Argentino teme maior desvalorização do Real frente ao dólar
Guillermo Calvo fala sobre a Argentina e Brasil em entrevista ao jornal Clarín
Calvo é um dos economistas argentinos de maior trajetória acadêmica e renome internacional. Pessimista sobre a economia mundial e sobre seu impacto no país, ele fez um balanço da situação durante a entrevista ao Clarín. E destacou seu temor com uma maior desvalorização da moeda brasileira, que nos últimos dias incrementou sua distância para o dólar. Ele mora em Nova York e esteve em Buenos Aires para dar uma palestra na Universidade de La Plata e aproveitou para ver amigos na capital argentina.
? O senhor vaticinou o efeito Tequila em 1994. E agora vai fazer cinco anos da queda da Lehman Brothers. O que se aprendeu?
? Que os assuntos de liquidez e de bancos são muito importantes para a macroeconomia. E que os países emergentes, como a Argentina, são os mais fracos porque suas moedas são mais frágeis.
Estamos vendo um replay das crises bancárias do século XIX, mas num mundo mais difícil.
Antigamente um país fixava o tipo de câmbio, chegava a um acordo com o FMI, ganhava credibilidade e pronto.
Hoje um país como a Argentina, a que moeda se atrelaria? Ao dólar, ao euro, ao real? Não existe um Banco Central mundial.

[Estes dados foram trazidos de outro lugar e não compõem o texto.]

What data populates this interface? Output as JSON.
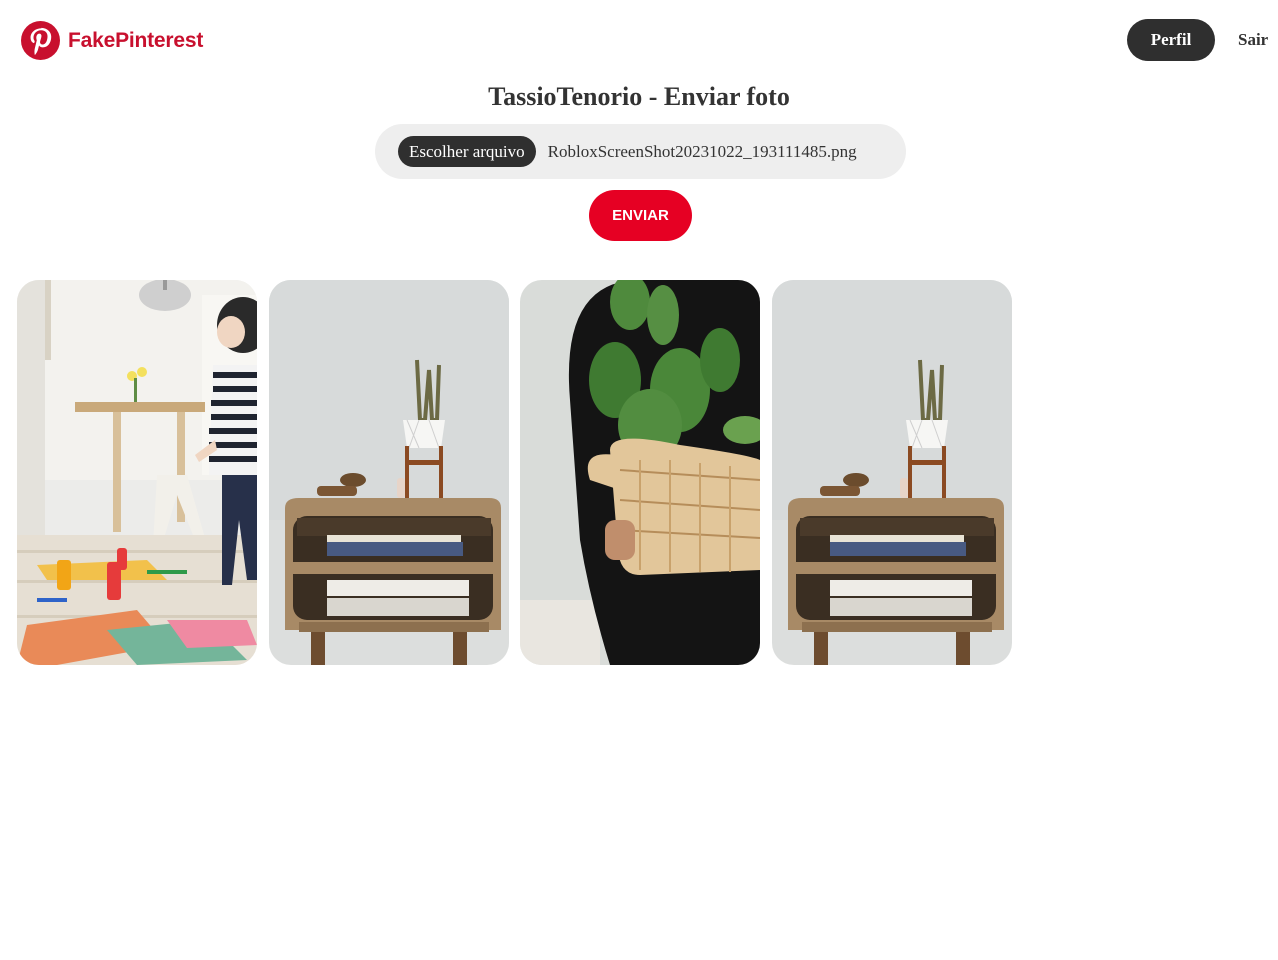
{
  "navbar": {
    "brand_name": "FakePinterest",
    "brand_color": "#c8102e",
    "logo_icon": "pinterest-logo-icon",
    "profile_label": "Perfil",
    "logout_label": "Sair"
  },
  "upload": {
    "title": "TassioTenorio - Enviar foto",
    "choose_file_label": "Escolher arquivo",
    "file_name": "RobloxScreenShot20231022_193111485.png",
    "submit_label": "ENVIAR",
    "submit_color": "#e60023"
  },
  "gallery": {
    "photos": [
      {
        "subject": "child playing with paper on floor"
      },
      {
        "subject": "wooden nightstand with books and plant"
      },
      {
        "subject": "person holding cactus in woven basket"
      },
      {
        "subject": "wooden nightstand with books and plant"
      }
    ]
  }
}
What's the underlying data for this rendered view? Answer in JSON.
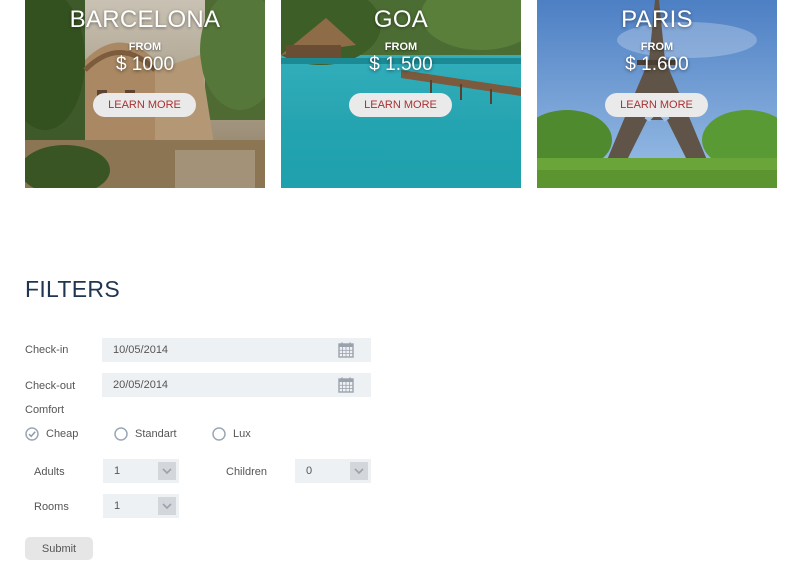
{
  "destinations": [
    {
      "city": "BARCELONA",
      "from_label": "FROM",
      "price": "$ 1000",
      "button": "LEARN MORE"
    },
    {
      "city": "GOA",
      "from_label": "FROM",
      "price": "$ 1.500",
      "button": "LEARN MORE"
    },
    {
      "city": "PARIS",
      "from_label": "FROM",
      "price": "$ 1.600",
      "button": "LEARN MORE"
    }
  ],
  "filters": {
    "title": "FILTERS",
    "checkin": {
      "label": "Check-in",
      "value": "10/05/2014",
      "icon": "calendar-icon"
    },
    "checkout": {
      "label": "Check-out",
      "value": "20/05/2014",
      "icon": "calendar-icon"
    },
    "comfort": {
      "label": "Comfort",
      "options": [
        "Cheap",
        "Standart",
        "Lux"
      ],
      "selected": "Cheap"
    },
    "adults": {
      "label": "Adults",
      "value": "1"
    },
    "children": {
      "label": "Children",
      "value": "0"
    },
    "rooms": {
      "label": "Rooms",
      "value": "1"
    },
    "submit": "Submit"
  },
  "colors": {
    "title": "#1f3550",
    "learn_more_text": "#a83232",
    "field_bg": "#eef1f4",
    "radio_checked": "#9aa7b5"
  }
}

? Nesta semana o vice-ministro da Economia da Argentina, Axel Kicillof, disse que é preciso ter uma estratégia caso ocorra uma tempestade internacional.
? Os fatores externos são importantes. E mais importantes são os que vêm do setor financeiro como as taxas de juros dos EUA, por mais que agora estejamos mais isolados.
Ter uma estratégia? Uma vez que os fenômenos são globais, as políticas também devem ser assim. O FMI oferece linhas de crédito contingente que poderiam ser úteis levando em consideração a magnitude dos golpes financeiros latentes.
? E coordenar com o Brasil?
Seria muito importante ter uma região coordenada para enfrentar o mundo que vem aí. Mas não conseguimos fazer isso nestes anos e agora será mais difícil.
? Por quê?
Durante estes anos todos os países da região, exceto o Chile, gastaram dinheiro como se os preços das commodities fossem ficar altos para sempre.
Nesta região somos populistas de alma e meu medo é que ocorram desvalorizações competitivas. A que me refiro? A que o Brasil desvalorize a moeda, depois a Argentina também e assim por diante.
? O governo não obteve o resultado que esperava nas eleições primárias. A economia pode dar uma revanche?
Qualquer pessoa que dirigir esta economia terá um problema sério. Existem desajustes muito fortes e se quiserem consertá-los terão que tomar medidas pouco populares. Levar o tipo de câmbio a um preço de equilíbrio implica uma desvalorização grande. É um problema.
? E o que se pode fazer?
Se o governo me perguntasse o que eu faria com a restrição cambial eu diria ?cuidado ao pensar em fazer reformas pró-mercado ou liberalizantes?.
O mercado funciona quando tem instituições e credibilidade. É a mesma coisa que dar uma Ferrari a um garoto de 17 anos. Eu não dou. Ele pode bater.
? E o que acontece se não há mudanças?
A atividade continuará estancada. E teremos que estar atentos ao que o governo faz. Uma mudança brusca é arriscada. Cristina já não pode dar uma virada pró-mercado.
? Um desdobramento cambial seria uma medida de risco?
Não, isso poderia fazer a economia funcionar melhor porque melhoraria a distribuição de recursos. Veja o que acontece com o déficit no turismo. Sem dúvida deixar o preço do dólar subir em certos setores tem uma virtude e ajuda a aumentar o investimento. Quando a brecha cambial supera 30%, o investimento se distorce.
? A restrição cambial abortou o crescimento da economia? Parecido como o que a coligação política ?Alianza fez em 1999 quando aumentou os impostos?
O governo (de Cristina Kirchner) se meteu com o tipo de câmbio. Proibiu que investidores repatriassem seus lucros e isso é grave porque o país economiza pouco para crescer como vinha acontecendo. A Argentina tem mais problemas do que deveria ter.
Agora, dito isto, é preciso remarcar um aspecto positivo da restrição cambial. E é que Argentina espantou o capital especulativo.
Uma das minhas preocupações é que as taxas de juros baixas no mundo multiplicaram a especulação.
Hoje Honduras, Bolívia e outros países pequenos pedem empréstimos a taxas baixas. Mas cuidado com isso. Tem muito capital especulativo.